Degree of the polynomial for Lagrange interpolation


Interpolator object


This function will create an interpolator object, that can be used either on fixed interpolation points (then use the interpolator with the resample function) or inside a dynamic clock recovery process (use with clock_rec_init function).

Supported interpolation modes are the following:

  • Linear (type = 'linear') : Piecewise linear interpolation between each pair of known values (equivalent to Lagrange of degree 1)

  • Cardinal spline (type = 'cspline') : Piecewise third degree polynomial between each pair of known values. The polynomials computed here are Catmull-Rom cardinal splines (equivalent to Lagrange of degree 3).
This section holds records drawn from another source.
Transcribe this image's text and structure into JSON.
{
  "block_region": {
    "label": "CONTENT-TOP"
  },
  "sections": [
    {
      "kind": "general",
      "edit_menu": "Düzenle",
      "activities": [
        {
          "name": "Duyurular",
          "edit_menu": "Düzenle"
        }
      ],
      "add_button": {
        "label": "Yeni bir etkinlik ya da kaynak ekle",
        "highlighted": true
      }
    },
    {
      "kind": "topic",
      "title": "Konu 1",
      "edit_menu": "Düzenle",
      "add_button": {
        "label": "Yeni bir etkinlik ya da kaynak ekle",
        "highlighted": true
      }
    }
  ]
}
  • Lagrange (type = 'lagrange') : Piecewise polynomial interpolation (the degree d is configurable) between each pair of known values. Each polynomial is computed according to the d+1 neareast known values.

For illustration purpose, below is a comparison of the different interpolators with the Runge function :

Comparison of different interpolators with the Runge function


In this example, we use piecewise linear interpolation, with fixed interpolation points.
R = 10; // Interpolation ratio
itrp = itrp_init('linear');     // Creation of the interpolator
t1 = (-1:0.2:1)'; x1 = t1 .^ 2; // Before interpolation
x2 = resample(x1,R,itrp);       // After interpolation
// Plotting
t2 = (-1:(0.2/R):1)'; plot(t2,x2(1:length(t2)),'b-');
legend(['$t^2$','Linear interpolation']);

Linear interpolation

How to define a custom interpolator

You can also define your own interpolator object, and for it to be compatible with the other functions (resample, clock_rec_init), it should be a structure containing the following fields:

  • name of the interpolator (string)
  • itrp.nspl: Number of input sample needed to compute one output sample. For example, for the piecewise linear interpolator, it is 2.
  • itrp.delay: Delay, in number of input samples, introduced by the interpolator
  • Interpolating function, which prototype should be: y = itrp_fun(x,mu,itrp), where x are nspl input samples, mu is the fractionnal delay, itrp the interpolator object, and y the computed output sample.